Это случалось редко, но нам приходилось защищать ее. Оглядываясь назад, когда мы были еще совсем маленькими, я вспоминаю, как подбегаю к маме и обхватываю руками ее колени после того, как он задал ей взбучку — словесную, а то и хуже — за незадернутые шторы или промахи в поведении, за женские, так сказать, грехи. С раннего детства мы заметили, что не все взрослые одинаково защищены от унижения. Мой отец носит свою веру, как бронзовый нагрудный знак пехотинца Божьего воинства, а мама — скорее, как перешитый простой плащ с чужого плеча. Все то время, пока папа допрашивал нас на крыльце, я представляла, как она сидит в кухонном домике, опустив плечи, в отчаянии молотя коробкой по этому локомотивному мотору, называемому плитой. В руке у нее — твердая, как камень, коробка с сухой смесью Рахилевой деньрожденной «Мечты ангела»; в сердце — картинка: мама гордо вносит и ставит на стол божественное глазурованное розовое совершенство с горящими свечами на бесценном фарфоровом блюде с голубыми цветочками. Мама держала это в секрете, но хотела устроить для Рахили настоящий праздник шестнадцатилетия.
Однако «Мечта ангела» оказалась неправильным выбором. А поскольку она пересекла Атлантику заткнутой за мой пояс, то вроде как часть ответственности лежала на мне.
Ада
«Отец небесный, благослови нас и призри на рабы твоя», — сказал преподобный. Твоя рабы на призри и нас благослови небесный. И все мы с закрытыми глазами, через прямоугольники отсутствующих стен вдохнули аромат красного жасмина, такой сладостный, что он вызывал в воображении картины греха или рая — в зависимости от того, на что вы настроены. Преподобный возвышался над хлипким алтарем; его огненный «ежик» полыхал, как красная «шапочка» на голове дятла. Когда Дух снизошел на него, он издал стон, предавая тело и душу еженедельной процедуре очищения, которую я называла «клизма аминь» — «нима амзилк».
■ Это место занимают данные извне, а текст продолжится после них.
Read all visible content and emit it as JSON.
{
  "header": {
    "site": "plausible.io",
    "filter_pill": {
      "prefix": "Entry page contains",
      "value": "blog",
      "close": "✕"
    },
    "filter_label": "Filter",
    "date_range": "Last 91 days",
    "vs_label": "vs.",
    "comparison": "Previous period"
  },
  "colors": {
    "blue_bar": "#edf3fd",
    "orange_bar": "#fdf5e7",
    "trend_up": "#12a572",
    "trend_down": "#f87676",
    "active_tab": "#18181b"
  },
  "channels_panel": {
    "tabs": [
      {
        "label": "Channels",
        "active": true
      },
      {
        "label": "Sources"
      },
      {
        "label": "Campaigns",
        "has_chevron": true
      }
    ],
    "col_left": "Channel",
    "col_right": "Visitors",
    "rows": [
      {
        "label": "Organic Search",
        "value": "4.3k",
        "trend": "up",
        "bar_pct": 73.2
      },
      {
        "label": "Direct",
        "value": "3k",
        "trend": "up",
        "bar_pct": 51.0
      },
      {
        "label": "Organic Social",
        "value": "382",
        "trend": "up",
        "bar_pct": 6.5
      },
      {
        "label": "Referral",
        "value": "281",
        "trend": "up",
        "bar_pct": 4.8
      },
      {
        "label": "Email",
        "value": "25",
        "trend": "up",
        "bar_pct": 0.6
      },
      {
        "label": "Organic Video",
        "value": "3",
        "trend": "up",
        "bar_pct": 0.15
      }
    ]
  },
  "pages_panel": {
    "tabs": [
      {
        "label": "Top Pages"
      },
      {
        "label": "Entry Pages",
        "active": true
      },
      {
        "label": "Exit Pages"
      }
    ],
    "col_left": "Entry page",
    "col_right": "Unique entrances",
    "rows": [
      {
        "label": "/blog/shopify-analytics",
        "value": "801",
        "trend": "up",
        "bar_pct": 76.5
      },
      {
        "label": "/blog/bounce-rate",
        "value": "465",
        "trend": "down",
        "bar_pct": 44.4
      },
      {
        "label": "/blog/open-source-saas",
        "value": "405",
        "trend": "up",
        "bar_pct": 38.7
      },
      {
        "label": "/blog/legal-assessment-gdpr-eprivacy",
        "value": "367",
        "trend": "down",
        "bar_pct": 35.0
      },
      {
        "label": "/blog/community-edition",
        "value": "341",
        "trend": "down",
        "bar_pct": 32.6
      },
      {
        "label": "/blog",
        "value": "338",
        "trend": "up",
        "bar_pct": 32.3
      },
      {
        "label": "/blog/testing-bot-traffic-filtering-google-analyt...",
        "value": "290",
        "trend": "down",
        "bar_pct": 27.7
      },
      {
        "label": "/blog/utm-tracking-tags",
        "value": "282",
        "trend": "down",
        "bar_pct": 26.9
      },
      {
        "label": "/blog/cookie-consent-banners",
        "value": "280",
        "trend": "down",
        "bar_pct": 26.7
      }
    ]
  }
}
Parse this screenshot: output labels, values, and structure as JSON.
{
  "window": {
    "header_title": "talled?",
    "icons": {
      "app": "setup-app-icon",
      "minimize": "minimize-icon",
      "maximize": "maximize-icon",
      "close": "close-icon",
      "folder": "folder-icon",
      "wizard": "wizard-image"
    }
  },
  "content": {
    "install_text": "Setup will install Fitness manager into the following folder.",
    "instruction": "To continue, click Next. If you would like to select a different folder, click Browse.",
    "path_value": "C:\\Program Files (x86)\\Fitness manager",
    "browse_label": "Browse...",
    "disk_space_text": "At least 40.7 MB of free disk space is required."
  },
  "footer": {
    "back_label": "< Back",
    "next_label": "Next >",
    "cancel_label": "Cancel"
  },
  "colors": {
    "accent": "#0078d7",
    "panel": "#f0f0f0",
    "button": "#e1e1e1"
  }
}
Мама Татаба на скамье рядом со мной застыла. Ее оцепенение вызывало в памяти выброшенную на берег реки рыбу — чешуйчатый ком вроде куска засохшего потрескавшегося мыла. И все из-за способа ловли душ, который придумал наш отец. Из-за его высокомерной демонстрации силы. Он приказал мужчинам отплыть от берега на каноэ и бросать в воду динамит, глуша все в пределах слышимости. Вы спросите, где он взял динамит? Естественно, никто из нас не привез его сюда на себе. Приходится предположить, что отец купил его у Ибена Аксельрута за большие деньги. Наша семья ежемесячно получала пособие в пятьдесят долларов за свое миссионерство. Это не стандартное для баптистов пособие. Наш папа мятежник, прибывший сюда без официального благословения Союза миссионеров, он добился разрешения своим упорством и тем, что согласился на меньшее пособие. Но даже и оно — это куча конголезских франков, и для жизни в Конго было бы целым состоянием, если бы оно до нас доходило. Но оно не доходило. Деньги прибывали в конверте на самолете, их привозил Ибен Аксельрут, бо́льшую часть он же и увозил. Прах к праху.
Голодным жителям Киланги папа пообещал щедрый дар Божий к концу лета — больше рыбы, чем они видели когда-либо в жизни. «Иисус сын Божий возлюбленный! — выкрикивал он, стоя в лодке и опасно балансируя в ней. — Тата Жезю из бангала!» Уж так решительно был отец настроен завоевать их души или заставить, силой притащить их на путь Христа, что однажды во время нашего общего ужина его осенило. «Сначала накормим живот, а душа придет следом», — провозгласил он. (Не заметив — кто же обращает внимание на жену, — что именно это и сделала наша мама, когда зарезала своих кур.) Но после подводного взрыва всплыли не души, а рыбы. Кувыркаясь, они поднимались на поверхность с открытыми от чудовищного звукового удара ртами и выпученными пузырями вместо глаз. Деревня праздновала целый день — ела и ела, пока мы сами не почувствовали себя теми рыбами, перевернутыми вверх пузами, с выпученными глазами. Преподобный Прайс исполнил притчу о хлебах и рыбах шиворот-навыворот, попытавшись затолкать десять тысяч рыб в пятьдесят ртов. Таскаясь туда-сюда по берегу в мокрых до колен брюках, с Библией в одной руке и обугленной рыбиной на палке в другой, он угрожающе размахивал своим щедрым даром. Еще тысячи рыб, выброшенных на оба берега, судорожно дергались и начинали тухнуть на солнце. Наша деревня на несколько недель была осчастливлена гнилостной вонью. Вместо праздника изобилия получился праздник пустого расточительства. Льда ведь не было. Наш папа забыл, что рыбная ловля требует льда.